Design: Visual Search - Embedding Models and Nearest Neighbor Search
Reading time: ~22 min | Interview relevance: High | Roles: MLE
The Real Interview Moment
"Design a visual search system where users take a photo and find similar products." You describe extracting features with a CNN. The interviewer asks: "You have 100M product images. How do you search through them in under 100ms? A brute-force comparison over 100M embeddings takes 10 seconds."

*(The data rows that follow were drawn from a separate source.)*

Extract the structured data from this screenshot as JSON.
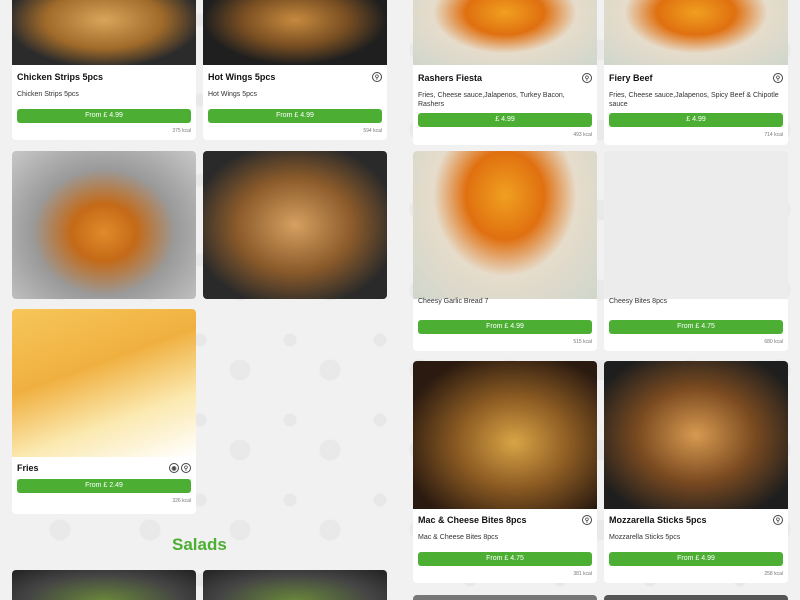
{
  "section": {
    "salads_title": "Salads"
  },
  "items": {
    "chicken_strips": {
      "name": "Chicken Strips 5pcs",
      "desc": "Chicken Strips 5pcs",
      "price": "From £ 4.99",
      "kcal": "375 kcal",
      "photo": "chicken-strips-photo"
    },
    "hot_wings": {
      "name": "Hot Wings 5pcs",
      "desc": "Hot Wings 5pcs",
      "price": "From £ 4.99",
      "kcal": "594 kcal",
      "photo": "hot-wings-photo"
    },
    "rashers_fiesta": {
      "name": "Rashers Fiesta",
      "desc": "Fries, Cheese sauce,Jalapenos, Turkey Bacon, Rashers",
      "price": "£ 4.99",
      "kcal": "493 kcal"
    },
    "fiery_beef": {
      "name": "Fiery Beef",
      "desc": "Fries, Cheese sauce,Jalapenos, Spicy Beef & Chipotle sauce",
      "price": "£ 4.99",
      "kcal": "714 kcal"
    },
    "cheesy_garlic": {
      "name": "Cheesy Garlic Bread 7",
      "price": "From £ 4.99",
      "kcal": "515 kcal"
    },
    "cheesy_bites": {
      "name": "Cheesy Bites 8pcs",
      "price": "From £ 4.75",
      "kcal": "680 kcal"
    },
    "fries": {
      "name": "Fries",
      "price": "From £ 2.49",
      "kcal": "326 kcal"
    },
    "mac_cheese": {
      "name": "Mac & Cheese Bites 8pcs",
      "desc": "Mac & Cheese Bites 8pcs",
      "price": "From £ 4.75",
      "kcal": "381 kcal"
    },
    "mozzarella": {
      "name": "Mozzarella Sticks 5pcs",
      "desc": "Mozzarella Sticks 5pcs",
      "price": "From £ 4.99",
      "kcal": "258 kcal"
    }
  },
  "icons": {
    "veg": "vegetarian-icon",
    "vegan": "vegan-icon"
  }
}
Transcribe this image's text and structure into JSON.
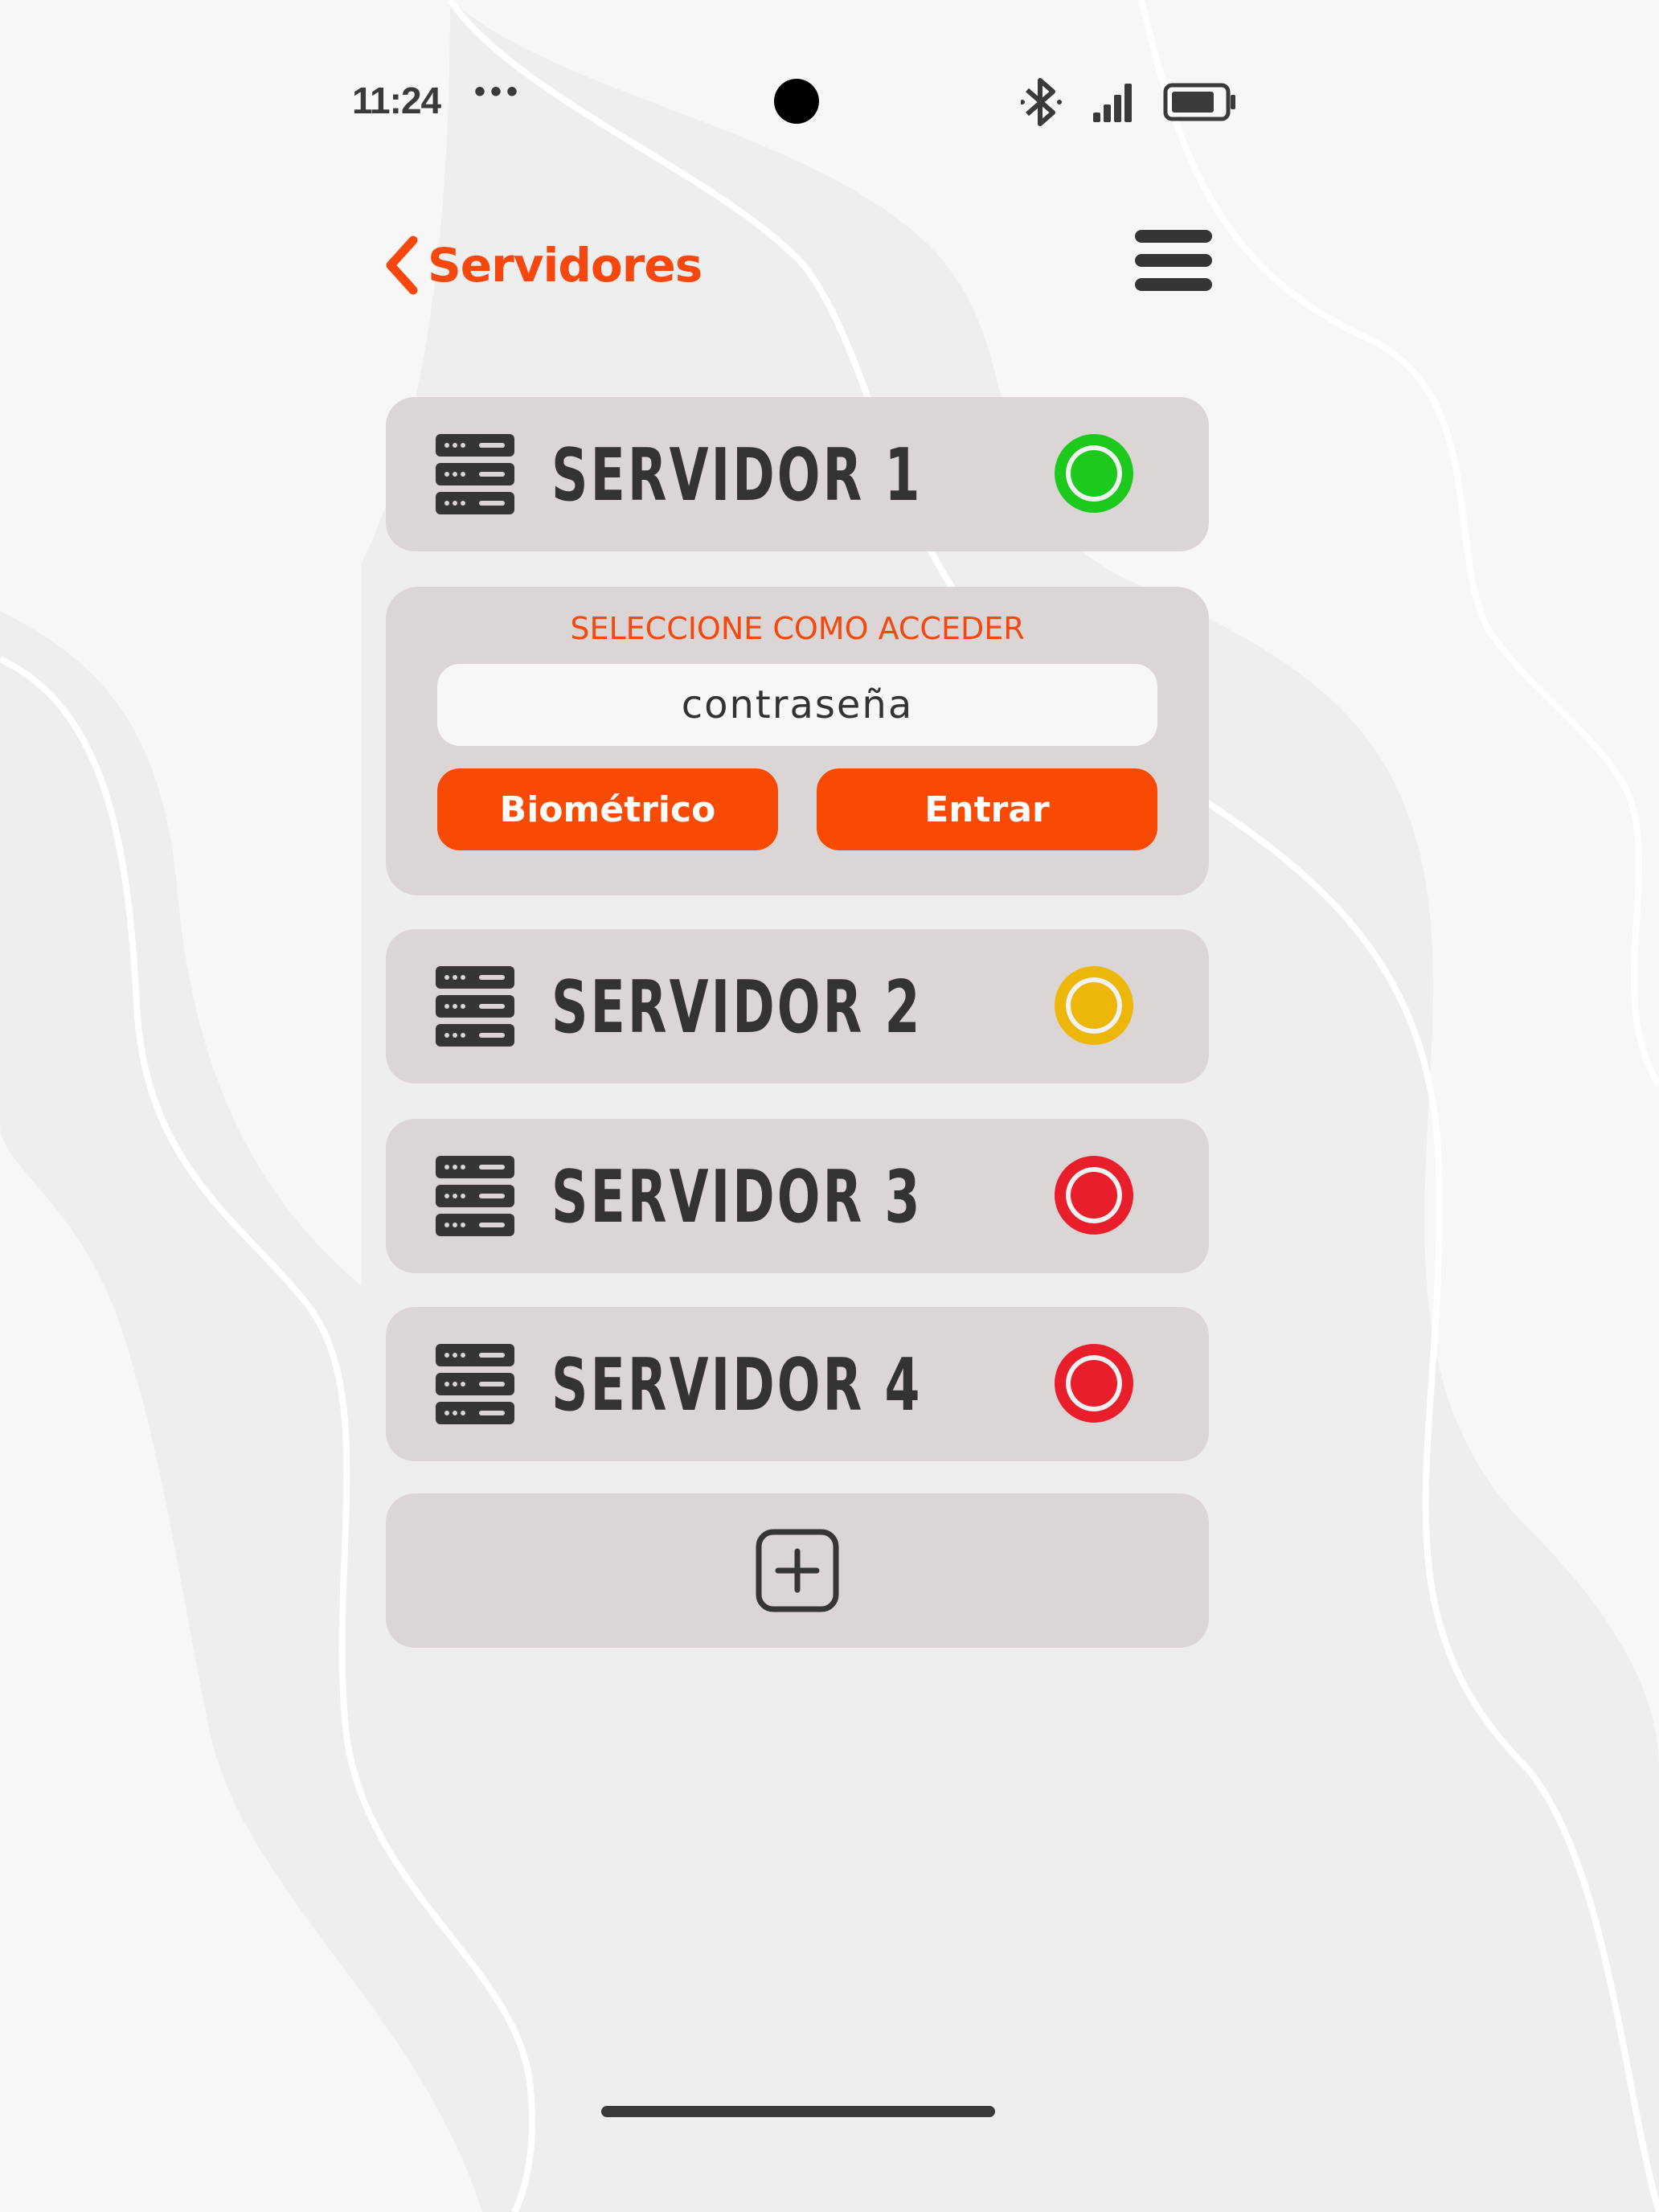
{
  "status_bar": {
    "time": "11:24",
    "dots": "•••",
    "icons": [
      "bluetooth-icon",
      "signal-icon",
      "battery-icon"
    ]
  },
  "header": {
    "back_label": "Servidores",
    "menu_icon": "hamburger-menu-icon"
  },
  "servers": [
    {
      "name": "SERVIDOR 1",
      "status": "online",
      "color": "#1ec91e"
    },
    {
      "name": "SERVIDOR 2",
      "status": "warning",
      "color": "#ecb60a"
    },
    {
      "name": "SERVIDOR 3",
      "status": "offline",
      "color": "#e81f2b"
    },
    {
      "name": "SERVIDOR 4",
      "status": "offline",
      "color": "#e81f2b"
    }
  ],
  "access_panel": {
    "title": "SELECCIONE COMO ACCEDER",
    "password_placeholder": "contraseña",
    "biometric_label": "Biométrico",
    "enter_label": "Entrar"
  },
  "colors": {
    "accent": "#f74a05",
    "card": "#dbd6d5",
    "text_dark": "#333333"
  }
}
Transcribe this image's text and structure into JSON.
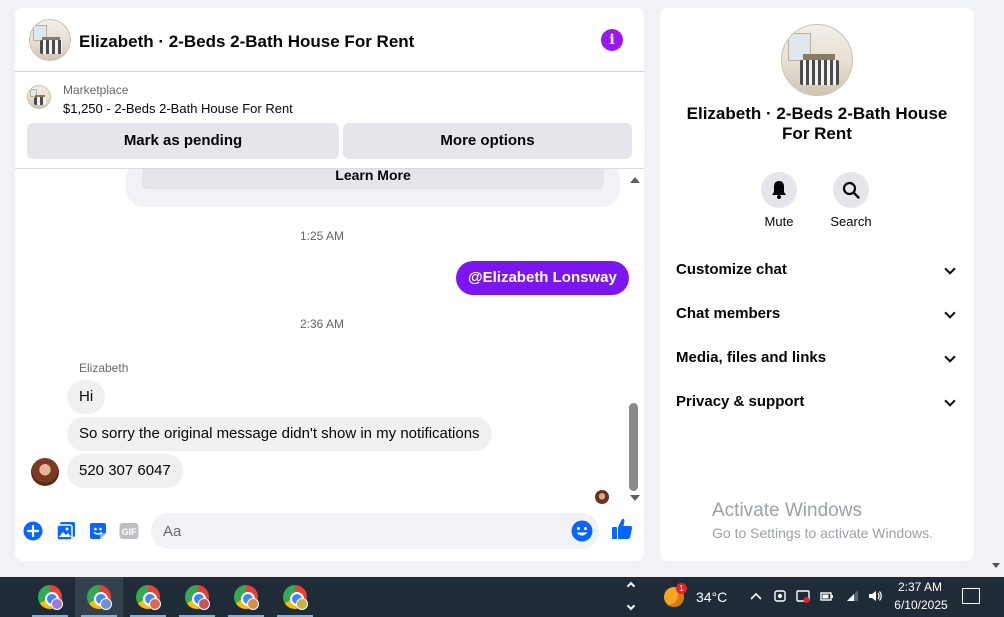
{
  "chat": {
    "title": "Elizabeth · 2-Beds 2-Bath House For Rent",
    "marketplace_label": "Marketplace",
    "listing_text": "$1,250 - 2-Beds 2-Bath House For Rent",
    "mark_pending_label": "Mark as pending",
    "more_options_label": "More options",
    "learn_more_label": "Learn More",
    "time_1": "1:25 AM",
    "outgoing_message": "@Elizabeth Lonsway",
    "time_2": "2:36 AM",
    "sender_name": "Elizabeth",
    "incoming_messages": [
      "Hi",
      "So sorry the original message didn't show in my notifications",
      "520 307 6047"
    ],
    "composer_placeholder": "Aa",
    "composer_icons": [
      "plus-icon",
      "photo-icon",
      "sticker-icon",
      "gif-icon",
      "emoji-icon",
      "thumbs-up-icon"
    ],
    "gif_label": "GIF"
  },
  "info_panel": {
    "name": "Elizabeth · 2-Beds 2-Bath House For Rent",
    "mute_label": "Mute",
    "search_label": "Search",
    "sections": [
      "Customize chat",
      "Chat members",
      "Media, files and links",
      "Privacy & support"
    ]
  },
  "watermark": {
    "title": "Activate Windows",
    "subtitle": "Go to Settings to activate Windows."
  },
  "taskbar": {
    "temperature": "34°C",
    "weather_badge": "1",
    "time": "2:37 AM",
    "date": "6/10/2025"
  },
  "colors": {
    "accent_purple": "#7b16f0",
    "info_icon": "#9b18f2",
    "messenger_blue": "#0866ff",
    "taskbar": "#1f2b36"
  }
}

Visual search tests your understanding of embedding spaces, approximate nearest neighbor (ANN) algorithms, and the trade-off between search accuracy and latency at scale.
What You Will Master
- Image embedding models for visual similarity
- ANN algorithms: HNSW, IVF, product quantization
- Cross-modal search: image → text, text → image
- Indexing and serving at 100M+ scale
- Relevance feedback and online learning
The Complete Design
Step 1: Requirements (5 min)
Functional requirements:
- Upload a photo → find visually similar products
- Text query → find matching product images
- Filter results by category, price, availability
- 100M product images, 10M searches/day
Non-functional requirements:
- Latency: <200ms end-to-end (including image processing)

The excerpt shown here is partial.